The conscience of the Church -- notably led by the late Pope John Paul II -- is moving away from even the conditional approval which now prevails. It will move toward a complete opposition -- as it did towards slavery in the 19th Century.

So, there really remains no civilized, juridical, deterrent, or fiscal reason to continue the gruesome circus, where criminals are thrown to the ravening swine of the legal profession and the screaming jackals of the media, at taxpayer expense.

Enough, already!

Sunday, December 11, 2005

"Churches" Closed On Christmas

The recent news that several of the sorta-Protestant mega-churches have decided not to open on Christmas day, because "...it takes 800 volunteers to service..." just serves to reinforce my perception that they are not really Christian in any meaningful sense. What they are is a mass-marketing "feel-good" operation.

I suppose that, after about 4 generations (~100 years) of relentless commercialization, that the religious aspects of Christmas have all worn off, and the only thing left is the party. For the past 50 years that I can remember, every Holiday season, as regular as clockwork, there have been adjurations from the Pulpit to "Put Christ back in Christmas!" and pious deploring of the tendency to spell it "Xmas".

Perhaps we who believe in Christianity should simply give up, and celebrate the "Feast of the Incarnation" instead. The Orthodox -- and various sects of Protestant blue-nosed wowsers -- deplore the name "Easter" for the other major Christian Holy Day, and prefer "Pascha" -- the Hebrew/Greek/Latin term.

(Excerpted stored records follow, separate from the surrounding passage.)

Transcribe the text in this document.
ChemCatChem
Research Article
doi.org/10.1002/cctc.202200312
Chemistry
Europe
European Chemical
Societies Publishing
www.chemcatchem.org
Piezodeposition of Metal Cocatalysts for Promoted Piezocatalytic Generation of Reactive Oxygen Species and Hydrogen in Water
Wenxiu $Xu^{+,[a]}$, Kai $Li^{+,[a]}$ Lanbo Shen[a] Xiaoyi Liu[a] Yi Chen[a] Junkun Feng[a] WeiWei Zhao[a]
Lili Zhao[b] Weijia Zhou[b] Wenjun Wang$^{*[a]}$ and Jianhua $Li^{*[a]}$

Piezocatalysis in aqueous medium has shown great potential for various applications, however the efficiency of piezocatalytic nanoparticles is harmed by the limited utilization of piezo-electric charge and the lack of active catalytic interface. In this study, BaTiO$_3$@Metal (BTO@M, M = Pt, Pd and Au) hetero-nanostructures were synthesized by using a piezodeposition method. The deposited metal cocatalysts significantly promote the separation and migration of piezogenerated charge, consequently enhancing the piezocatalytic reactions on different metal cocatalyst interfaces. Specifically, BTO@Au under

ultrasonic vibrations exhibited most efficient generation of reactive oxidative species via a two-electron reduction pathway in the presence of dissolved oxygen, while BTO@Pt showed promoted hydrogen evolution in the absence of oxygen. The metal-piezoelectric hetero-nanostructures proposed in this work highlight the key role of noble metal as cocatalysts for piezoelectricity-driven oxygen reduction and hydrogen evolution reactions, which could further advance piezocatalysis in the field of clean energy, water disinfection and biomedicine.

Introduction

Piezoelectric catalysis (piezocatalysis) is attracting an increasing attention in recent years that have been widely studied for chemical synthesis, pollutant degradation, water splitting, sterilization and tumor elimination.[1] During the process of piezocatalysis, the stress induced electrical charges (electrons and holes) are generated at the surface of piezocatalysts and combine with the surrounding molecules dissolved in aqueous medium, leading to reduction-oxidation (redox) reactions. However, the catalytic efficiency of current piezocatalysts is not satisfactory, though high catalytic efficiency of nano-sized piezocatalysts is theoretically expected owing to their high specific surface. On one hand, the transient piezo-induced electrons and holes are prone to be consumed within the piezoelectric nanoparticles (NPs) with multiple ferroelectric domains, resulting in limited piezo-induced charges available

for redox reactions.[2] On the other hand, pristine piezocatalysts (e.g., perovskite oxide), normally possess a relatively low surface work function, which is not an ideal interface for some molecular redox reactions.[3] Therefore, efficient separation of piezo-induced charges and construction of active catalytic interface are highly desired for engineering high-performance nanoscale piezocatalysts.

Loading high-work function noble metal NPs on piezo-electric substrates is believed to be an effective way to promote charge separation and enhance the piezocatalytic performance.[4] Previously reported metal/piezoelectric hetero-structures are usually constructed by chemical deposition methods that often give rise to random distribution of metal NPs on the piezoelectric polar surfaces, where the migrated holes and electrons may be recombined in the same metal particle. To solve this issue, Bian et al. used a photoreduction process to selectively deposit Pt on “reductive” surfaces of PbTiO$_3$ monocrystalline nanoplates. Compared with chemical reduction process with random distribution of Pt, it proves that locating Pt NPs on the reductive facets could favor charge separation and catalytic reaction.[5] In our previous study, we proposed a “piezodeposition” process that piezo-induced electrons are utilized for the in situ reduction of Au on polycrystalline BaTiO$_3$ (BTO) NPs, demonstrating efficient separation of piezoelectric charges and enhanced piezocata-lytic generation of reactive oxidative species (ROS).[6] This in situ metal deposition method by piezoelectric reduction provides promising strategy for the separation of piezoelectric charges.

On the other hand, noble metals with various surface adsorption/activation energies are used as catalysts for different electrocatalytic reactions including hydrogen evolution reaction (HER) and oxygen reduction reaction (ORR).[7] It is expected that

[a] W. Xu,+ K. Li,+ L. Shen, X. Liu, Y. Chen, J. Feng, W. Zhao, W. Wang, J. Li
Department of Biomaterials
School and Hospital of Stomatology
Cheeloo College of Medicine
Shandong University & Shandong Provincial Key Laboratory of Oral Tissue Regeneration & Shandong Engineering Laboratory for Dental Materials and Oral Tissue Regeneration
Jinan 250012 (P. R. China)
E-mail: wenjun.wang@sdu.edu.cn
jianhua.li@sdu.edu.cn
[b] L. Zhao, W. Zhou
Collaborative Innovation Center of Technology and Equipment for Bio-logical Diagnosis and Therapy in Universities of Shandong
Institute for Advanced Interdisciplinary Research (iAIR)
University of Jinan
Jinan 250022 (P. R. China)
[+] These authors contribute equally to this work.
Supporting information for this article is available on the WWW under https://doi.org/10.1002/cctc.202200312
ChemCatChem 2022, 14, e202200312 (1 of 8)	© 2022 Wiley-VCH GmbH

The Christams Feast is the celebration of the Incarnation -- the ineffable and transcendant God pouring himself into human form -- sharing our suffering and mortality. As the Nicene Creed says: "I believe...in one Lord, Jesus Christ, the only begotten Son of God, born of the Father before all ages. God from God, Light from Light, true God from true God, begotten, not made, one in being with the Father. Through Him all things were made. Who for us men and for our salvation He came down from heaven. And was made flesh by the Holy Spirit of the Virgin Mary and was made man. For our sake He was crucified under Pontius Pilate; He suffered, died, and was buried. And on the third day He rose again according to the Scriptures; He ascended into heaven and sits at the right hand of the Father. He will come again in glory to judge the living and the dead, and of His kingdom there shall be no end."

I don't know what kind of Gospel these mega-churches are preaching (if any), but obviously the concept of the Incaranation, and the clebration of it in communion with all the rest of Christendom is not a marketable concept. Which may help to explain the reported average stay in these churches by their target audience -- 18 months.

Crowd-pleasing whiz-bangs are amusing for about a year and a half,it seems, and then it's time to move on. And one has to admit that they are efficient machines for relieving their target audience from surplus cash -- if one credits the stories about senior "pastors" and 7-figure salaries, as well as their humongous edifices and high-tech audiovisual equipment.

I'm afraid I don't see Christ in these mega-money-machines -- only Elmer Gantry.